Chaque mercredi soir, tout ce petit monde se réunit en assemblée générale pour améliorer le quotidien des jeunes exilés et établir des règles de vie, écrites sur les murs des couloirs. Des « référents » comme Ibrahim, 18 ans, font le relais avec les habitants qui ne viennent pas aux réunions. Le jeune Malien, arrivé en France il y a un an, faisait partie de ceux qui dormaient dehors, dans les jardins de la Grande-Côte.

« Les habitants et les soutiens ont transformé le bâtiment en lieu de vie qui repose sur l’auto-organisation », explique une doctoresse à la retraite.
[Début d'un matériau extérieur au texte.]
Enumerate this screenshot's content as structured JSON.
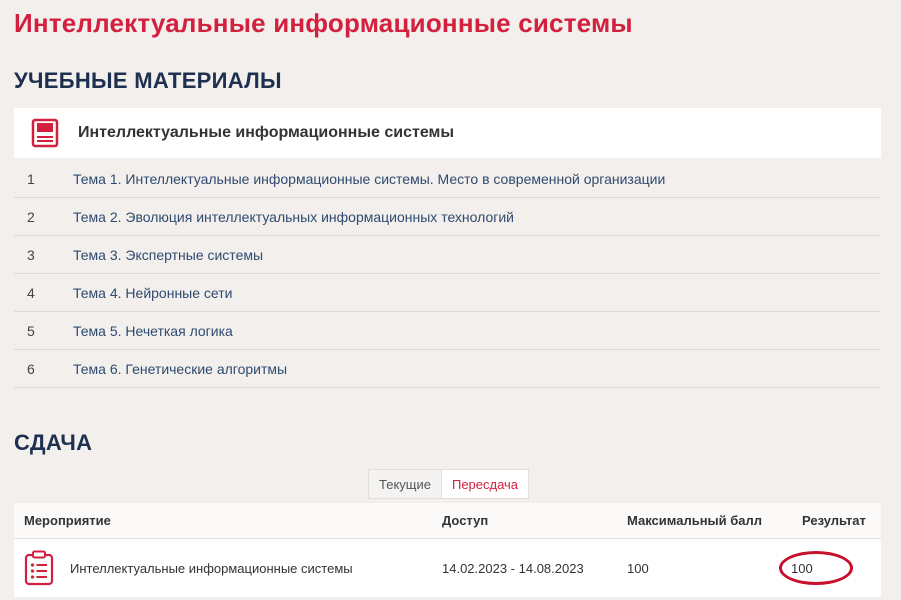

« Quand le collège a été ouvert, tout allait mieux et, en tant que référents, on essayait de faire en sorte que le lieu soit vivable, organisé », explique-t-il. Depuis quelques semaines, toutefois, « c’est beaucoup plus compliqué », déplore-t-il. D’une cinquantaine en septembre 2018, les habitants sont désormais 450.

« Les installations sont sous-dimensionnées pour loger 450 jeunes hommes et encore plus avec l’hiver qui se profile », regrette Nicole Smolski. Les toilettes et les douches manquent, les chauffages — pour ceux qui en disposent — sont très aléatoires et les installations électriques sautent régulièrement au moment des repas. Jusqu’à la mi-novembre, 50 habitants dormaient dans un préau traversé par les courants d’air. « On devenait fous, ce n’était pas digne, dit Amar, l’un d’eux. Il a fini par être relogé à l’intérieur du squat. Ça déborde et beaucoup d’entre nous ont des problèmes, entre l’attente interminable des procédures et les soucis de santé physique et mentale. Il n’est pas rare que des bagarres éclatent, que des gens soient bourrés. On se fait voler, agresser. La police est intervenue plusieurs fois. »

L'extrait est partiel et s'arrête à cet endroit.